正常免疫小鼠新型人源肝癌異種移植模型的構建

唐慧昕，李珊珊，洪 豐，畢研貞，王全義，張小蓓，程姝敏，段鐘平，舒振鋒，陳 煜,6

1 首都醫科大學附屬北京佑安醫院 肝病中心四科，北京 100069；2上海美峰生物技術有限公司，上海201203；3 青島市立醫院 感染科，山東 青島 266011；4 濟寧醫學院附屬醫院 肝病研究所，山東 濟寧 272000；5 濟寧醫學院臨床學院，山東 濟寧 272000；6 肝衰竭與人工肝治療研究北京市重點實驗室，北京 100069

原發性肝癌是最常見的惡性腫瘤之一，被列為全球人類腫瘤相關死亡的第二大原因，嚴重威脅人類健康[1]。肝癌早期診斷仍較困難，確診時多為晚期，術后5年生存率僅約14%[2]。盡管某些治療形式取得了一定的成功，但肝癌的發病率和死亡率仍在迅速增加[3]。因此建立能夠模擬臨床特征的肝癌動物模型對于肝癌的診治研究具有重要意義。人源腫瘤組織異種移植(patient-derived xenograft，PDX)模型是指將患者的新鮮腫瘤組織或腫瘤細胞通過原位或異位等方式移植到小鼠體內，依靠小鼠體內環境生長的一種異種移植模型[4-6]。PDX模型目前被認為是最接近臨床患者的腫瘤動物模型，基于臨床新鮮肝癌腫瘤標本建立的PDX模型，可以準確地反映肝癌患者的腫瘤特性。但PDX模型的構建通常選用高度免疫缺陷的小鼠，以排除機體免疫反應，但基于此模型進行腫瘤發生機制以及抗腫瘤藥物的研究必然存在局限性，尤其是研究通過免疫系統來發揮作用的藥物。因此，如果能在正常免疫小鼠體內成功構建人肝癌PDX模型，將對肝癌的精準醫療具有十分重要的意義。

microcarrier 6[7-9]是一種新型微載體，由可正電化有機復合多聚物組成，呈多層孔狀條索樣，相互交聯卷曲形成有足夠空間的“迷宮”樣不規則結構。孔徑大小、表面正電荷密度、載體顆粒大小可通過化學合成調節，是純有機化合物，不易污染，不含雜質，具有低免疫原性、生物兼融性及可代謝性等特點，可為細胞生長提供穩定的三維微環境。microcarrier 6內部足夠的空間解決了細胞生長營養和代謝廢物濃度不均的問題，同時，由于microcarrier 6“迷宮”樣不規則結構可以短時間內起到屏障作用，在一定程度上阻擋免疫細胞對腫瘤細胞的直接殺傷。另外，使用基質細胞衍生因子-1α(stromal cell-derived factor-1α, SDF-1α)和血管內皮生長因子(vascular endothelial growth factor，VEGF)對微載體進行修飾后，可加速血管形成，誘導血管長入，為腫瘤的快速生長提供血供營養[7]。

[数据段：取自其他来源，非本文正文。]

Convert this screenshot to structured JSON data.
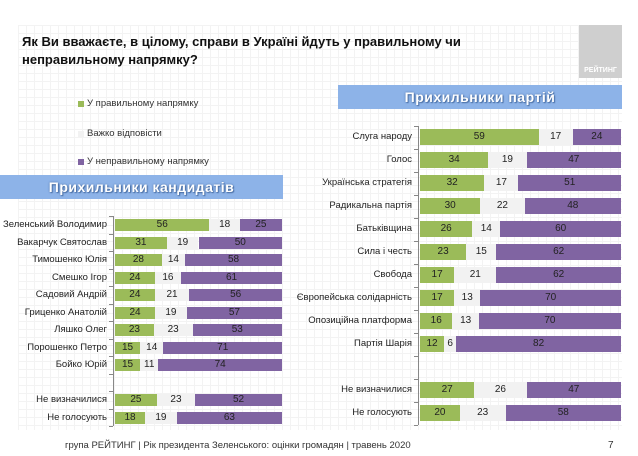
{
  "title": "Як Ви вважаєте, в цілому, справи в Україні йдуть у правильному чи неправильному напрямку?",
  "logo_text": "РЕЙТИНГ",
  "colors": {
    "right": "#9bbb59",
    "hard": "#f2f2f2",
    "wrong": "#8064a2",
    "banner": "#8db3e8"
  },
  "legend": [
    {
      "label": "У правильному напрямку",
      "color": "#9bbb59"
    },
    {
      "label": "Важко відповісти",
      "color": "#f2f2f2"
    },
    {
      "label": "У неправильному напрямку",
      "color": "#8064a2"
    }
  ],
  "chart_data": [
    {
      "type": "bar",
      "stacked": true,
      "orientation": "horizontal",
      "title": "Прихильники кандидатів",
      "series_names": [
        "У правильному напрямку",
        "Важко відповісти",
        "У неправильному напрямку"
      ],
      "categories": [
        "Зеленський Володимир",
        "Вакарчук Святослав",
        "Тимошенко Юлія",
        "Смешко Ігор",
        "Садовий Андрій",
        "Гриценко Анатолій",
        "Ляшко Олег",
        "Порошенко Петро",
        "Бойко Юрій",
        "",
        "Не визначилися",
        "Не голосують"
      ],
      "values": [
        [
          56,
          18,
          25
        ],
        [
          31,
          19,
          50
        ],
        [
          28,
          14,
          58
        ],
        [
          24,
          16,
          61
        ],
        [
          24,
          21,
          56
        ],
        [
          24,
          19,
          57
        ],
        [
          23,
          23,
          53
        ],
        [
          15,
          14,
          71
        ],
        [
          15,
          11,
          74
        ],
        null,
        [
          25,
          23,
          52
        ],
        [
          18,
          19,
          63
        ]
      ]
    },
    {
      "type": "bar",
      "stacked": true,
      "orientation": "horizontal",
      "title": "Прихильники партій",
      "series_names": [
        "У правильному напрямку",
        "Важко відповісти",
        "У неправильному напрямку"
      ],
      "categories": [
        "Слуга народу",
        "Голос",
        "Українська стратегія",
        "Радикальна партія",
        "Батьківщина",
        "Сила і честь",
        "Свобода",
        "Європейська солідарність",
        "Опозиційна платформа",
        "Партія Шарія",
        "",
        "Не визначилися",
        "Не голосують"
      ],
      "values": [
        [
          59,
          17,
          24
        ],
        [
          34,
          19,
          47
        ],
        [
          32,
          17,
          51
        ],
        [
          30,
          22,
          48
        ],
        [
          26,
          14,
          60
        ],
        [
          23,
          15,
          62
        ],
        [
          17,
          21,
          62
        ],
        [
          17,
          13,
          70
        ],
        [
          16,
          13,
          70
        ],
        [
          12,
          6,
          82
        ],
        null,
        [
          27,
          26,
          47
        ],
        [
          20,
          23,
          58
        ]
      ]
    }
  ],
  "footer": "група РЕЙТИНГ |  Рік президента Зеленського: оцінки громадян | травень 2020",
  "page_number": "7"
}
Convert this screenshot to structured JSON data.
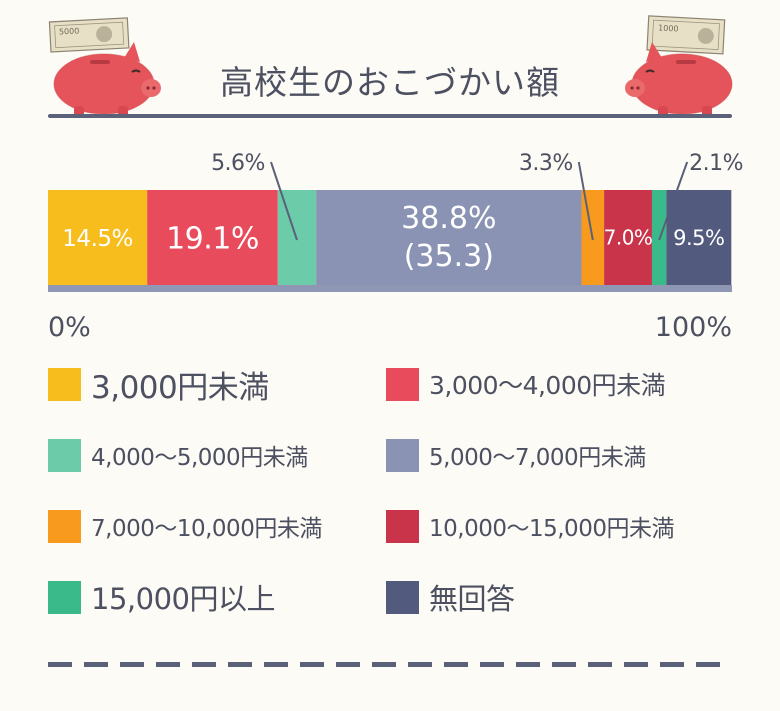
{
  "title": "高校生のおこづかい額",
  "colors": {
    "c3000": "#f6bd1d",
    "c3000_4000": "#e84b5c",
    "c4000_5000": "#6cccaa",
    "c5000_7000": "#8a93b3",
    "c7000_10000": "#f79a1e",
    "c10000_15000": "#c9344b",
    "c15000": "#3ab98a",
    "none": "#525a7e"
  },
  "axis": {
    "start_label": "0%",
    "end_label": "100%"
  },
  "chart_data": {
    "type": "bar",
    "orientation": "horizontal-stacked-100",
    "title": "高校生のおこづかい額",
    "unit": "%",
    "xlim": [
      0,
      100
    ],
    "segments": [
      {
        "name": "3,000円未満",
        "value": 14.5,
        "label": "14.5%",
        "color": "#f6bd1d"
      },
      {
        "name": "3,000〜4,000円未満",
        "value": 19.1,
        "label": "19.1%",
        "color": "#e84b5c"
      },
      {
        "name": "4,000〜5,000円未満",
        "value": 5.6,
        "label": "5.6%",
        "color": "#6cccaa"
      },
      {
        "name": "5,000〜7,000円未満",
        "value": 38.8,
        "label": "38.8%",
        "sub_label": "(35.3)",
        "color": "#8a93b3"
      },
      {
        "name": "7,000〜10,000円未満",
        "value": 3.3,
        "label": "3.3%",
        "color": "#f79a1e"
      },
      {
        "name": "10,000〜15,000円未満",
        "value": 7.0,
        "label": "7.0%",
        "color": "#c9344b"
      },
      {
        "name": "15,000円以上",
        "value": 2.1,
        "label": "2.1%",
        "color": "#3ab98a"
      },
      {
        "name": "無回答",
        "value": 9.5,
        "label": "9.5%",
        "color": "#525a7e"
      }
    ]
  },
  "legend": [
    {
      "label": "3,000円未満",
      "color": "#f6bd1d"
    },
    {
      "label": "3,000〜4,000円未満",
      "color": "#e84b5c"
    },
    {
      "label": "4,000〜5,000円未満",
      "color": "#6cccaa"
    },
    {
      "label": "5,000〜7,000円未満",
      "color": "#8a93b3"
    },
    {
      "label": "7,000〜10,000円未満",
      "color": "#f79a1e"
    },
    {
      "label": "10,000〜15,000円未満",
      "color": "#c9344b"
    },
    {
      "label": "15,000円以上",
      "color": "#3ab98a"
    },
    {
      "label": "無回答",
      "color": "#525a7e"
    }
  ],
  "banknotes": {
    "left": "5000",
    "right": "1000"
  }
}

本研究從新鮮肝癌組織中分離提取出原代肝癌細胞，與mocrocarrier 6共培養后，將肝癌細胞-微載體復合體植入小鼠體內，在正常免疫小鼠體內成功構建了新型人肝癌PDX模型。

1 材料和方法

1.1 主要制劑 膠原酶B購于美國Sigma公司，RPMI 1640培養基、胰酶、胎牛血清、紅細胞裂解液、青鏈霉素均購于美國Gibco公司，兔抗人CK8/18、GPC-3、Hep單克隆抗體均購于英國Abcam公司，異氟烷購于深圳市瑞沃德生命科技有限公司。microcarrier 6由美國ELYON BIOTECHNOLOGIES LLC公司提供。

1.2 實驗動物 C57BL/6小鼠75只，雄性，6～8周齡，體質量22～25 g，購于濟南朋悅實驗動物繁育有限公司(實驗動物生產許可證編號：SCXK 20140007、實驗動物使用許可證編號：SCXK 20180002)，飼養于濟寧醫學院附屬醫院SPF級實驗動物中心。

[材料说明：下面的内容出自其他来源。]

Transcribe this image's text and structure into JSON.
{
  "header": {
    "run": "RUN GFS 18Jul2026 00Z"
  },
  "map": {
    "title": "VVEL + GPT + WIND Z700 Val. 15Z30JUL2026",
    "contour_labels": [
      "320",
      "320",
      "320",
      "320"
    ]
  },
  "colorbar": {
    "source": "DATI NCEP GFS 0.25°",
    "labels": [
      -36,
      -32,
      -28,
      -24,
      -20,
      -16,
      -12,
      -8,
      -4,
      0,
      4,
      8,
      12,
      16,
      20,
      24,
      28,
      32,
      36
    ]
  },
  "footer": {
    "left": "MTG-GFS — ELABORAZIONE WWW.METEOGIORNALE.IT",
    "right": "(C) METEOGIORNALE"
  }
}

1.3 標本信息 5例新鮮肝癌組織標本均來自濟寧醫學院附屬醫院肝膽外科，腫瘤標本的獲取經過了患者本人及家屬同意，并簽署知情同意書，僅供實驗研究。患者詳細信息見表1。

表1 肝癌相關PDX模型的病例信息

1.4 人原代肝癌細胞的獲取 以RPMI 1640為溶劑配制濃度為0.05%的膠原酶B溶液，用孔徑0.22 μm的濾器濾過除菌，置入37 ℃恒溫水浴鍋水浴30 min。將新鮮肝癌組織標本放入RPMI 1640培養基中沖洗3次，用剪刀將標本剪為體積約為1 mm×1 mm×1 mm的碎組織塊，加入0.05%膠原酶B溶液，置入37 ℃恒溫箱內消化1 h后取出，加入RPMI 1640稀釋后反復吹打混勻，提取上清液，用孔徑70 μm的濾網過濾后，以1000 r/min離心8 min。裂解紅細胞后即可得人原代肝癌細胞。殘余組織塊中加入0.05%膠原酶B繼續消化，按上述方法依次提取膠原酶B消化2、3、4 h的人原代肝癌細胞。

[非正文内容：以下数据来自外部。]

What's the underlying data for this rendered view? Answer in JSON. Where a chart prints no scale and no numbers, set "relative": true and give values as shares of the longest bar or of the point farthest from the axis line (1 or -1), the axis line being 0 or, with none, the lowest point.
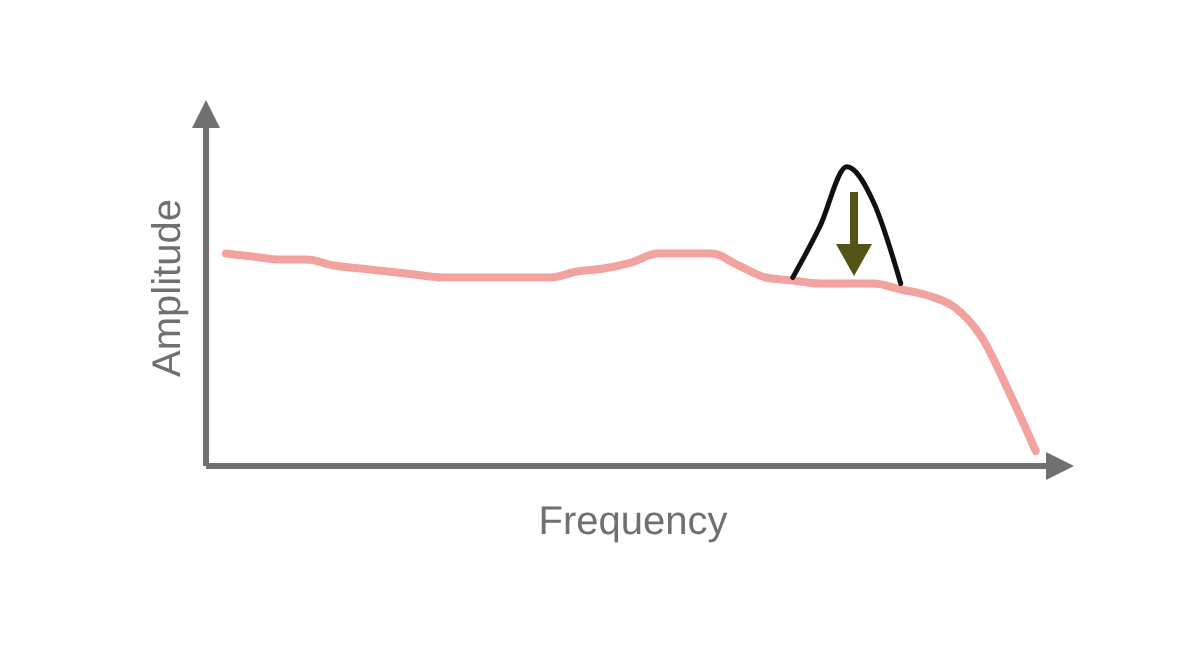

1.5 人原代肝癌細胞與microcarrier 6共培養 將microcarrier 6浸泡于75%酒精24 h，1×PBS緩沖液清洗3遍，加入含10%胎牛血清的RPMI 1640培養基，調整微載體懸液濃度為300 μg/mL，于37 ℃恒溫箱中孵育24 h備用；用SDF-1α和VEGF對微載體進行修飾，濃度均為100 ng/mL，孵育時間為12 h。收集所有時間點提取的人原代肝癌細胞，取臺盼藍計數活細胞數>95%，取含10%胎牛血清的RPMI 1640培養基重懸細胞，調整細胞濃度為2×107/mL。1/2肝癌細胞懸液與修飾好的microcarrier 6懸液混合(體積比為1∶1)放于15 mL離心管中，另1/2肝癌細胞懸液加入等體積的含10%胎牛血清的RPMI 1640培養基放于15 mL離心管中，另取等體積的microcarrier 6懸液加入等量的含10%胎牛血清的RPMI 1640培養基放于15 mL離心管中，三管樣本均置于37 ℃、5% CO2培養箱中培養24 h。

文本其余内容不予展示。